My +1 for this code cleanup. I further do welcome @francbartoli suggestion to review the PR with "more than two eyes"

@afabiani Can you say how a migration from < 4 versions will look like? Will it for example work as a Django migration or are other steps needed?

afabiani commented 3 years ago

@t-book the migrations will be all automatic and the old data ported to the new attributes through several RUN_SQL statements.

@mattiagiupponi is currently working on the latest ones.

gannebamm commented 3 years ago

I also like the code cleanup and idea of pluggable stores. I would like to run a working example with a non-file-system based store, like eg. minio S3 storage, just as a proof of concept. I will try to work on that and see how easily pluggable the proposed system is. I am sorry but that will take some time (maybe middle/end of next week). My work will be visible here: https://github.com/gannebamm/geonode/tree/storage_test

gannebamm commented 3 years ago

I got it working for documents in my repo: https://github.com/gannebamm/geonode/commit/e97e943f0f66ee03656ecc6a6a47852853426ad6

You will have to create the default bucket 'geonode' manually before uploading a document. The minio admin is published on localhost:9000. It seems to work ok so far. Uploading a shapefile does work, too.

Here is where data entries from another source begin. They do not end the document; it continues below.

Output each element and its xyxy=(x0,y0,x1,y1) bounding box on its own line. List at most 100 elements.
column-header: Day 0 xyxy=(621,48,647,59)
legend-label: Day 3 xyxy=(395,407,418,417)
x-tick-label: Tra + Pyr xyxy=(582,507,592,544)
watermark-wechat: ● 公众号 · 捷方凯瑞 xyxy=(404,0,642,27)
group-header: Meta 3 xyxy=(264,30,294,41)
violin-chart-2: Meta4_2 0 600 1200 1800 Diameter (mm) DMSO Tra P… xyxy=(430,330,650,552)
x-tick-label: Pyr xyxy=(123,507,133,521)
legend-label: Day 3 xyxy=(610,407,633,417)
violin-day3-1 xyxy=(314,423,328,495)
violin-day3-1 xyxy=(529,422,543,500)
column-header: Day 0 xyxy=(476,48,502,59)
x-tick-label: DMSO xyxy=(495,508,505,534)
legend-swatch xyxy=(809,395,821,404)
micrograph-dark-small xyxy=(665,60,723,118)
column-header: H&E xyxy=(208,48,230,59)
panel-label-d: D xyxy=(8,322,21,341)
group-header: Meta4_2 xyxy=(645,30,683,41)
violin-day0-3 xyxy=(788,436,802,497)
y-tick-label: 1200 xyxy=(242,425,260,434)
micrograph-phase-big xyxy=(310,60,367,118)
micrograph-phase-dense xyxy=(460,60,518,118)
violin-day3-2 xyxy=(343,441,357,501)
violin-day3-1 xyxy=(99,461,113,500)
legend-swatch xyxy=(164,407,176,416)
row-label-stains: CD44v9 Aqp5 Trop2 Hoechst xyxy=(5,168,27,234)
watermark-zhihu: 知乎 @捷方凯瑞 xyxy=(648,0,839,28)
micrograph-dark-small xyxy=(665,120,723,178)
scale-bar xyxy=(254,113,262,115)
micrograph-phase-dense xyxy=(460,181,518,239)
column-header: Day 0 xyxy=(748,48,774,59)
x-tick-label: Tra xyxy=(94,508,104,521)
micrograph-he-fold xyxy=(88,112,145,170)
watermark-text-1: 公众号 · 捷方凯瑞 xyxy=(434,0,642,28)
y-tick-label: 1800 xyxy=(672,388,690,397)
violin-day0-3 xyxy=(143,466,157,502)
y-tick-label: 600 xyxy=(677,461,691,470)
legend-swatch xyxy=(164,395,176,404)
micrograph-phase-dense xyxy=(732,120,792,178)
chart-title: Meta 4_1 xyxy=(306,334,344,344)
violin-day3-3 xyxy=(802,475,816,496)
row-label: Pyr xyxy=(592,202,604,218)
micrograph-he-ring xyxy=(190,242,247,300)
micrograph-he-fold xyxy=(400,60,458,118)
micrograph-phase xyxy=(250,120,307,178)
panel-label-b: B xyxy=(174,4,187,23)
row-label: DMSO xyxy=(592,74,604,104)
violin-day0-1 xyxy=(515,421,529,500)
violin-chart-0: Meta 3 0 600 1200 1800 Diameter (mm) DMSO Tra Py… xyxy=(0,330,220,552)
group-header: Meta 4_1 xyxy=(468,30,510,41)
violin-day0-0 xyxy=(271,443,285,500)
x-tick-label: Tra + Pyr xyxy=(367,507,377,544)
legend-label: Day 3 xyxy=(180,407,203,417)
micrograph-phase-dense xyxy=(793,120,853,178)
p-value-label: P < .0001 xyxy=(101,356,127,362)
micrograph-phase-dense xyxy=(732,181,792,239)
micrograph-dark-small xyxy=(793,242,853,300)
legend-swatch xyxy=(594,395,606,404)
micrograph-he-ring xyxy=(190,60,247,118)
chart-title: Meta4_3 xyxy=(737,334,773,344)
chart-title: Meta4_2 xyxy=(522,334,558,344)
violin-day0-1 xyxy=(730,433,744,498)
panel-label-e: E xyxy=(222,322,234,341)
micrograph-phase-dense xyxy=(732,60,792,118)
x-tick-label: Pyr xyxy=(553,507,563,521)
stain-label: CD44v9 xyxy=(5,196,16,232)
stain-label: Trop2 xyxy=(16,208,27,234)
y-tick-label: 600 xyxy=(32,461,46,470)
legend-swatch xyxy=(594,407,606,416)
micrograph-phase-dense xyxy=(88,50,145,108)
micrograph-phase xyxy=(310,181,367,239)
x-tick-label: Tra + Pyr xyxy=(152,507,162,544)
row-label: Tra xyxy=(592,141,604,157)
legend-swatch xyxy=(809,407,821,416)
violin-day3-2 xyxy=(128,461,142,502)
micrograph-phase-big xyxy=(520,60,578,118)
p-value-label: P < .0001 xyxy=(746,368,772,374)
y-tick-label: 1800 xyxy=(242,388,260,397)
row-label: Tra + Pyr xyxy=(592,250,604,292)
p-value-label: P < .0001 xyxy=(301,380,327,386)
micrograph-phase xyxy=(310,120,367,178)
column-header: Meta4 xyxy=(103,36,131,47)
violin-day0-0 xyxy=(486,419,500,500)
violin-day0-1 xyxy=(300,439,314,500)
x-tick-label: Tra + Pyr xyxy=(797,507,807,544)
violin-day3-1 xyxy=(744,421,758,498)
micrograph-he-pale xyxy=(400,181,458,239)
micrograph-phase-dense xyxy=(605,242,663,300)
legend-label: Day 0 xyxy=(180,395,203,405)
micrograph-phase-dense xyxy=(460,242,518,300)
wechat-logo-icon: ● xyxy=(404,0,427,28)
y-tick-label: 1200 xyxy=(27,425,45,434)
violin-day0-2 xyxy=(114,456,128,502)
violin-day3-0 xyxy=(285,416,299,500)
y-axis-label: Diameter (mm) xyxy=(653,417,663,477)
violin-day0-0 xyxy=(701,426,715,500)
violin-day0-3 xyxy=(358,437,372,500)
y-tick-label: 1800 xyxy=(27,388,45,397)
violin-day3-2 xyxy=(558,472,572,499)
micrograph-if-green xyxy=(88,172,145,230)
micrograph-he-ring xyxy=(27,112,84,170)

gannebamm commented 3 years ago

I have done the last test and was able to load the statics into a minio S3 storage. To actually load the frontend from S3 the nginx image needs to be edited to load from the S3 minion container. This is just configuration and not a bug. I haven´t tested a different Resource Manager (non GeoServer). To test this more work would be needed which I am unable to put into this PR. So far I am very happy with the codebase.

giohappy commented 3 years ago

A PSC call about this GNIP and the new client has been held last Friday. Here below I summarize the outcomes.

The concern raised by @t-book about the complexity of working with React / MapStore to implement custom views and pages has been discussed thoroughly with the frontend team. In the end we decided to slightly change the initial plan, where the React client also incorporated the legacy pages. The new client SPA will be hosted inside an HTML shell provided by Django templates, wich will provide a set of primary blocks. The new theme (less, css) and the primary client configuration (menus, etc.) will be provided by the new client, since we want a single source of truth to be shared between the client and any custom / legacy page. The client will be responsible of providing this common ground to any other HTML page that will be built on top of the base template. Legacy pages and custom pages will be able to override any block from the base template. A container block will serve as the body for the page, where the new client will inflate its React based SPA.

We think this is the sweet spot: the new client will still be designed as an SPA, and will incorporate more and more functionalities from the legacy UI. However, anybody will be able to write and host custom pages with simple plain Django templates, and no hacks in between. We will also gain some performance, because any above-the-fold content will be rendered quickly without having to load the complete client bundle.

This new approach will be applied initially to the integration of the legacy pages, but it will also be ported to the new home and editor pages afterwards. This change will probably be merged to the master branch during the next couple of weeks.